I rode my bike the few blocks home and listened to my body..”NO MORE DANCING RIGHT NOW! Be quiet. Be soft. Do less. Be still. Walk. Gentle Yin. It is not business as usual. Your business, your work is to heal your body, so knock it off!” Got it..

Within 24 hours my friend Erin had put together a Meal Train site, with a write up that made my heart swell, all but four dates are covered with people bringing me amazing meals and money has been donated as well to help with medical expenses. Blown away.

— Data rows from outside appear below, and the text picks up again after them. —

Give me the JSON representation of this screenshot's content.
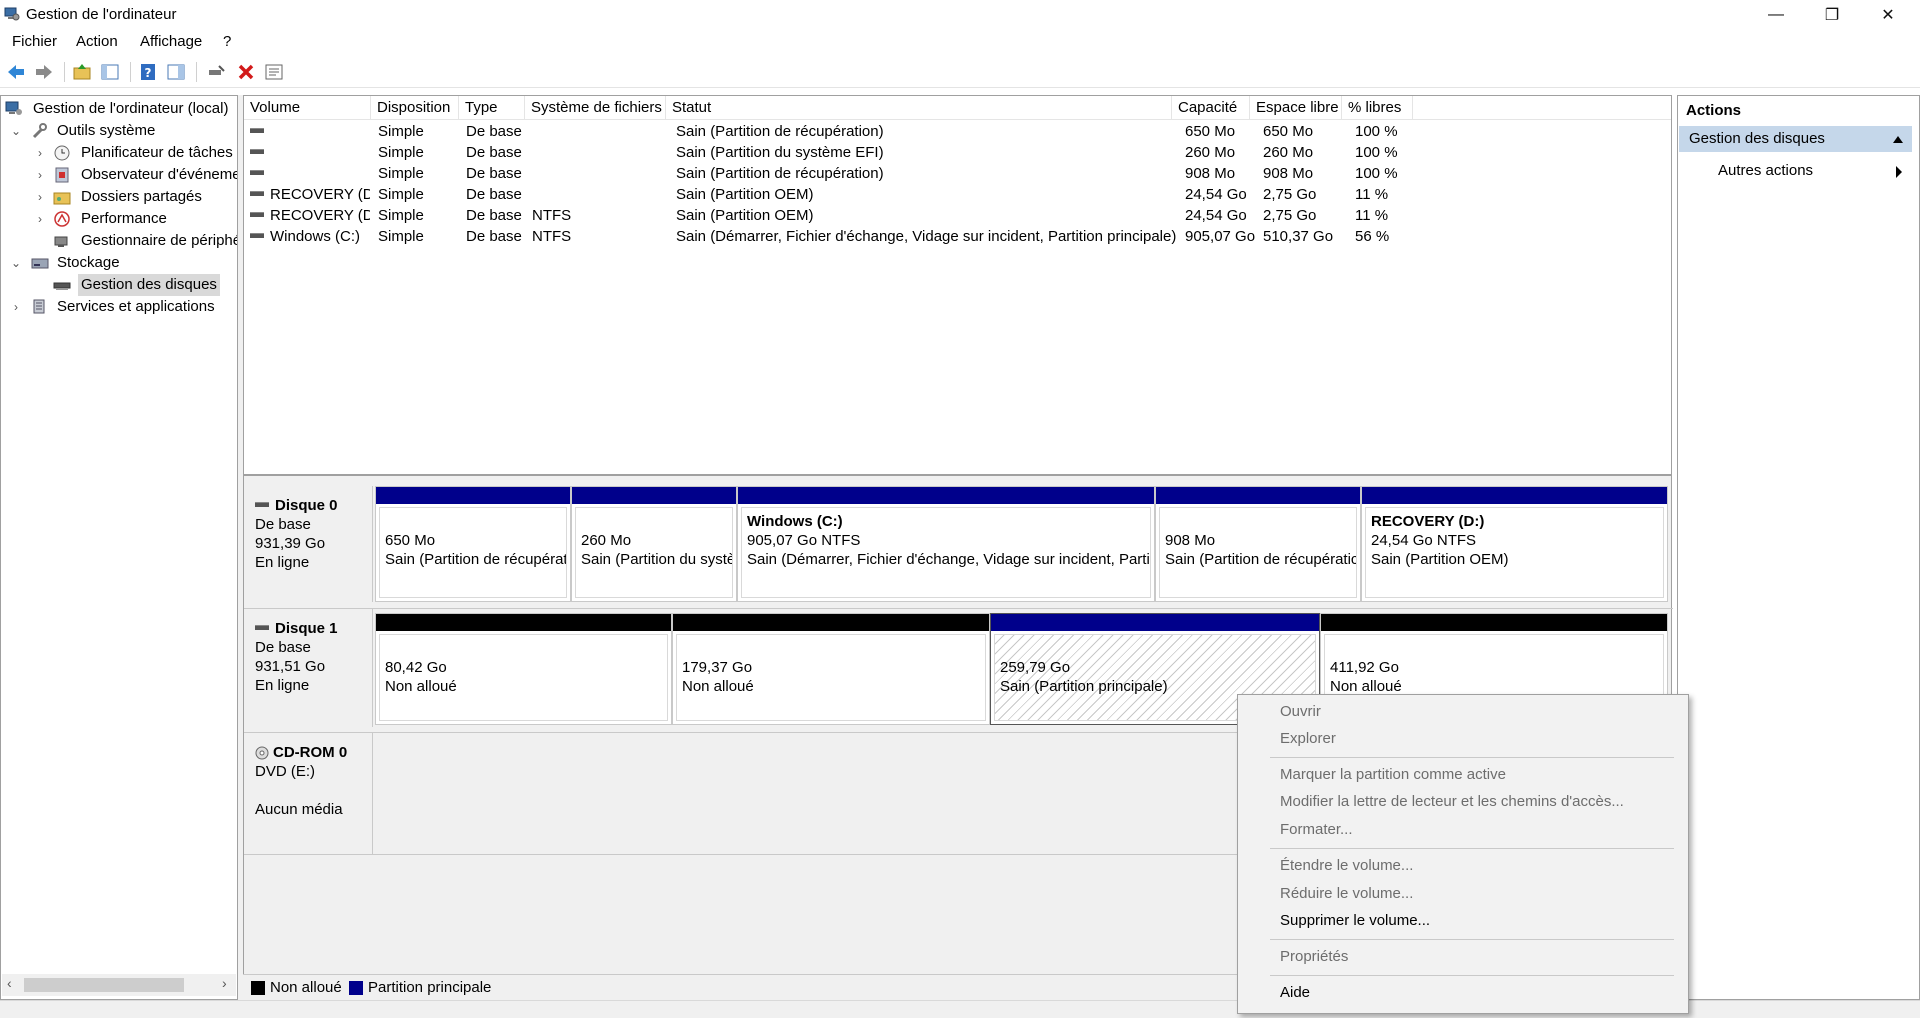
{
  "window": {
    "title": "Gestion de l'ordinateur",
    "minimize": "—",
    "restore": "❐",
    "close": "✕"
  },
  "menu": [
    "Fichier",
    "Action",
    "Affichage",
    "?"
  ],
  "tree": {
    "root": "Gestion de l'ordinateur (local)",
    "system_tools": "Outils système",
    "task_scheduler": "Planificateur de tâches",
    "event_viewer": "Observateur d'événeme",
    "shared_folders": "Dossiers partagés",
    "performance": "Performance",
    "device_manager": "Gestionnaire de périphé",
    "storage": "Stockage",
    "disk_management": "Gestion des disques",
    "services": "Services et applications"
  },
  "volumes": {
    "columns": [
      "Volume",
      "Disposition",
      "Type",
      "Système de fichiers",
      "Statut",
      "Capacité",
      "Espace libre",
      "% libres"
    ],
    "rows": [
      {
        "volume": "",
        "layout": "Simple",
        "type": "De base",
        "fs": "",
        "status": "Sain (Partition de récupération)",
        "capacity": "650 Mo",
        "free": "650 Mo",
        "pct": "100 %"
      },
      {
        "volume": "",
        "layout": "Simple",
        "type": "De base",
        "fs": "",
        "status": "Sain (Partition du système EFI)",
        "capacity": "260 Mo",
        "free": "260 Mo",
        "pct": "100 %"
      },
      {
        "volume": "",
        "layout": "Simple",
        "type": "De base",
        "fs": "",
        "status": "Sain (Partition de récupération)",
        "capacity": "908 Mo",
        "free": "908 Mo",
        "pct": "100 %"
      },
      {
        "volume": "RECOVERY (D:)",
        "layout": "Simple",
        "type": "De base",
        "fs": "",
        "status": "Sain (Partition OEM)",
        "capacity": "24,54 Go",
        "free": "2,75 Go",
        "pct": "11 %"
      },
      {
        "volume": "RECOVERY (D:)",
        "layout": "Simple",
        "type": "De base",
        "fs": "NTFS",
        "status": "Sain (Partition OEM)",
        "capacity": "24,54 Go",
        "free": "2,75 Go",
        "pct": "11 %"
      },
      {
        "volume": "Windows (C:)",
        "layout": "Simple",
        "type": "De base",
        "fs": "NTFS",
        "status": "Sain (Démarrer, Fichier d'échange, Vidage sur incident, Partition principale)",
        "capacity": "905,07 Go",
        "free": "510,37 Go",
        "pct": "56 %"
      }
    ]
  },
  "disks": {
    "disk0": {
      "name": "Disque 0",
      "kind": "De base",
      "size": "931,39 Go",
      "state": "En ligne",
      "parts": [
        {
          "title": "",
          "line1": "650 Mo",
          "line2": "Sain (Partition de récupérat"
        },
        {
          "title": "",
          "line1": "260 Mo",
          "line2": "Sain (Partition du systè"
        },
        {
          "title": "Windows  (C:)",
          "line1": "905,07 Go NTFS",
          "line2": "Sain (Démarrer, Fichier d'échange, Vidage sur incident, Partit"
        },
        {
          "title": "",
          "line1": "908 Mo",
          "line2": "Sain (Partition de récupératic"
        },
        {
          "title": "RECOVERY  (D:)",
          "line1": "24,54 Go NTFS",
          "line2": "Sain (Partition OEM)"
        }
      ]
    },
    "disk1": {
      "name": "Disque 1",
      "kind": "De base",
      "size": "931,51 Go",
      "state": "En ligne",
      "parts": [
        {
          "line1": "80,42 Go",
          "line2": "Non alloué"
        },
        {
          "line1": "179,37 Go",
          "line2": "Non alloué"
        },
        {
          "line1": "259,79 Go",
          "line2": "Sain (Partition principale)"
        },
        {
          "line1": "411,92 Go",
          "line2": "Non alloué"
        }
      ]
    },
    "cdrom": {
      "name": "CD-ROM 0",
      "kind": "DVD (E:)",
      "state": "Aucun média"
    }
  },
  "legend": {
    "unallocated": "Non alloué",
    "primary": "Partition principale"
  },
  "colors": {
    "unallocated": "#000000",
    "primary": "#00008b",
    "selection": "#c5d7ea"
  },
  "actions": {
    "header": "Actions",
    "section": "Gestion des disques",
    "more": "Autres actions"
  },
  "context_menu": {
    "open": "Ouvrir",
    "explore": "Explorer",
    "mark_active": "Marquer la partition comme active",
    "change_letter": "Modifier la lettre de lecteur et les chemins d'accès...",
    "format": "Formater...",
    "extend": "Étendre le volume...",
    "shrink": "Réduire le volume...",
    "delete": "Supprimer le volume...",
    "properties": "Propriétés",
    "help": "Aide"
  }
}
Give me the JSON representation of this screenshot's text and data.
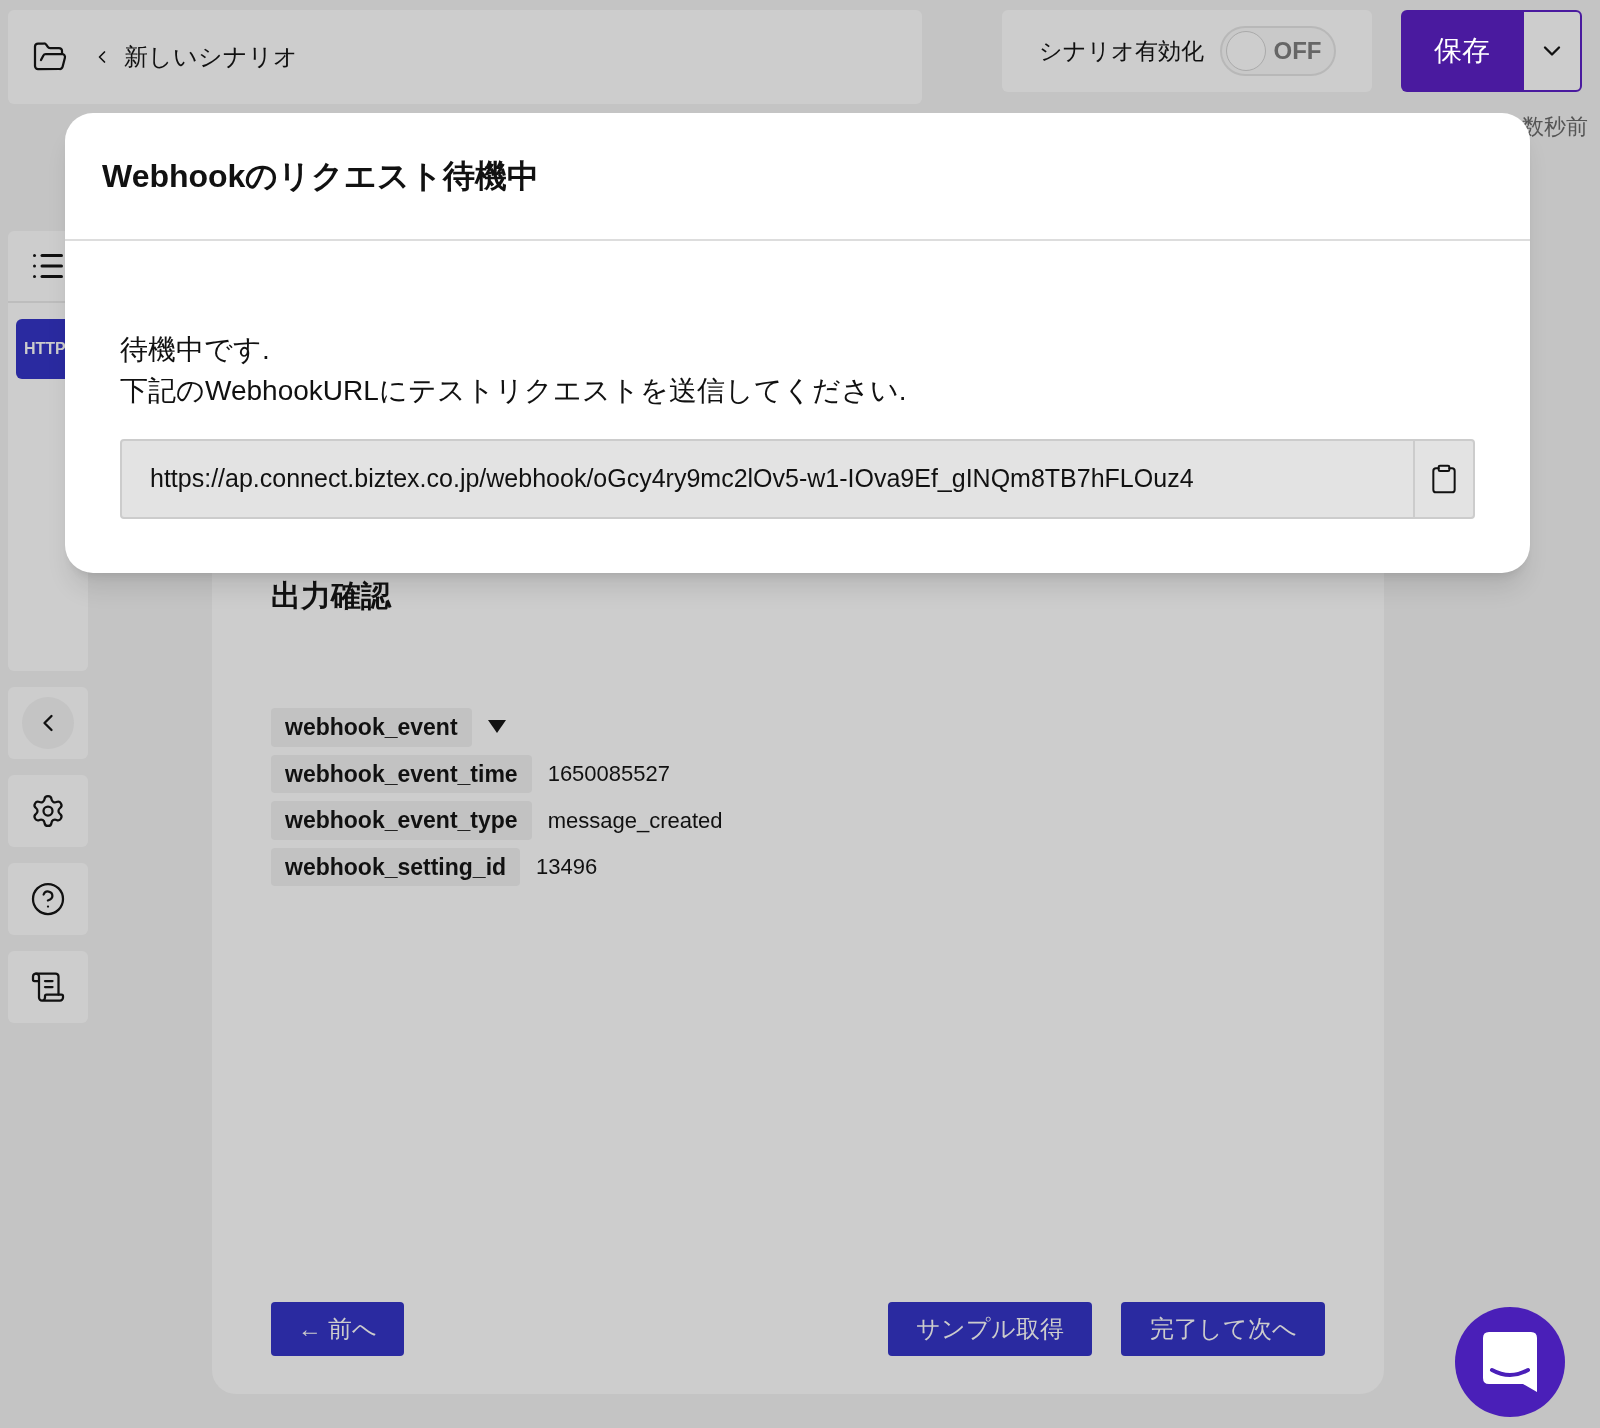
{
  "header": {
    "title": "新しいシナリオ"
  },
  "enable": {
    "label": "シナリオ有効化",
    "on": false,
    "state_text": "OFF"
  },
  "save_button": "保存",
  "last_updated": "数秒前",
  "sidebar": {
    "badge": "HTTP"
  },
  "main": {
    "heading": "出力確認",
    "fields": [
      {
        "kind": "object",
        "key": "webhook_event"
      },
      {
        "kind": "value",
        "key": "webhook_event_time",
        "value": "1650085527"
      },
      {
        "kind": "value",
        "key": "webhook_event_type",
        "value": "message_created"
      },
      {
        "kind": "value",
        "key": "webhook_setting_id",
        "value": "13496"
      }
    ],
    "buttons": [
      "← 前へ",
      "サンプル取得",
      "完了して次へ"
    ]
  },
  "modal": {
    "title": "Webhookのリクエスト待機中",
    "message": [
      "待機中です.",
      "下記のWebhookURLにテストリクエストを送信してください."
    ],
    "url": "https://ap.connect.biztex.co.jp/webhook/oGcy4ry9mc2lOv5-w1-IOva9Ef_gINQm8TB7hFLOuz4"
  }
}
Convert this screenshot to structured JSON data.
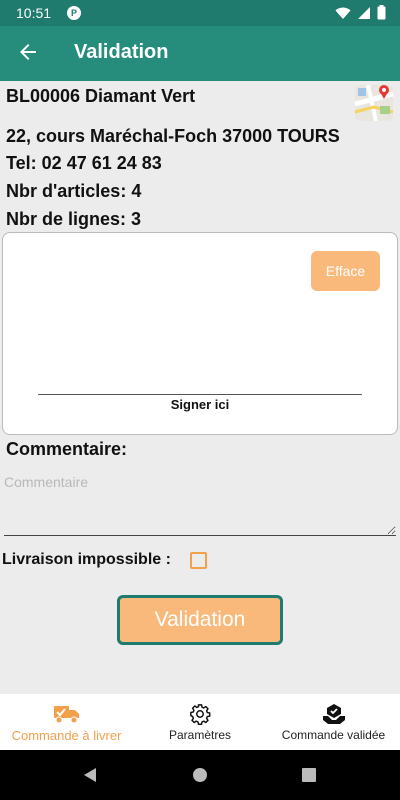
{
  "statusbar": {
    "time": "10:51",
    "app_badge": "P"
  },
  "appbar": {
    "title": "Validation"
  },
  "order": {
    "reference": "BL00006 Diamant Vert",
    "address": "22, cours Maréchal-Foch 37000 TOURS",
    "phone": "Tel: 02 47 61 24 83",
    "articles": "Nbr d'articles: 4",
    "lines": "Nbr de lignes: 3"
  },
  "signature": {
    "clear_label": "Efface",
    "sign_here": "Signer ici"
  },
  "comment": {
    "title": "Commentaire:",
    "placeholder": "Commentaire",
    "value": ""
  },
  "delivery": {
    "impossible_label": "Livraison impossible :",
    "impossible_checked": false
  },
  "validate_label": "Validation",
  "bottomnav": {
    "items": [
      {
        "label": "Commande à livrer",
        "icon": "delivery-truck-icon",
        "active": true
      },
      {
        "label": "Paramètres",
        "icon": "gear-icon",
        "active": false
      },
      {
        "label": "Commande validée",
        "icon": "validated-order-icon",
        "active": false
      }
    ]
  },
  "colors": {
    "primary": "#268d7d",
    "statusbar": "#1e7b6e",
    "accent": "#f9b97a",
    "accent_text": "#f3a04a"
  }
}
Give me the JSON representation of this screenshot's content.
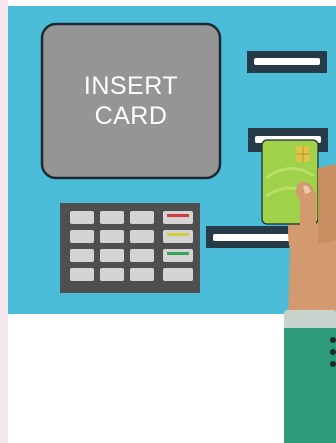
{
  "screen": {
    "line1": "INSERT",
    "line2": "CARD"
  },
  "colors": {
    "atm_body": "#4bbdd8",
    "screen": "#959595",
    "keypad": "#4f4f4f",
    "key": "#d4d4d4",
    "key_red": "#d03a3a",
    "key_yellow": "#cfd03c",
    "key_green": "#3aa55a",
    "card": "#9fd14a",
    "skin": "#d29a6e",
    "sleeve": "#2e9a7c",
    "cuff": "#c7d3cc"
  }
}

Thank you. Thank you. Thank you.


I am saying “thank you and yes, please” again and again. It is my mantra. I am leaning into the support, the love, the generosity and letting it be part of the healing. Crowd surfing. Trusting. People want to help. They want to tend to each other. This outpouring is beyond a Village, it is a small country of people who are tending to me. I am staggered at their love and generosity.

There is a part of me that feels guilty about this. My cancer has been removed. It was in a low stage of development. It is not metastatic, although it is the third time it has shown itself. My prognosis is “We got it, now let’s do clean up for safety measures.” I do not feel that I am living with cancer, but making my way through chemo and radiation. The ease of my situation is not lost on me at all. I am humbled by that and it is still so, so challenging.

This week’s treatment was a kinder, gentler flavor of “really not right.” I appreciated that tremendously. As I get ready to go in again the day after tomorrow, I try not to have any expectation of how it will be. We never know. *Life hack.

In as much as I am crowd surfing on the love, I need, in equal measure, to be willing to toss myself into the mosh pit of treatment, trust that process and let myself be carried forward to a new and unknown destination.

But at the very center of the crowd is me holding my arms wide open to catch myself.

I’ve got you Jodeen. I will choose you and take care of you first.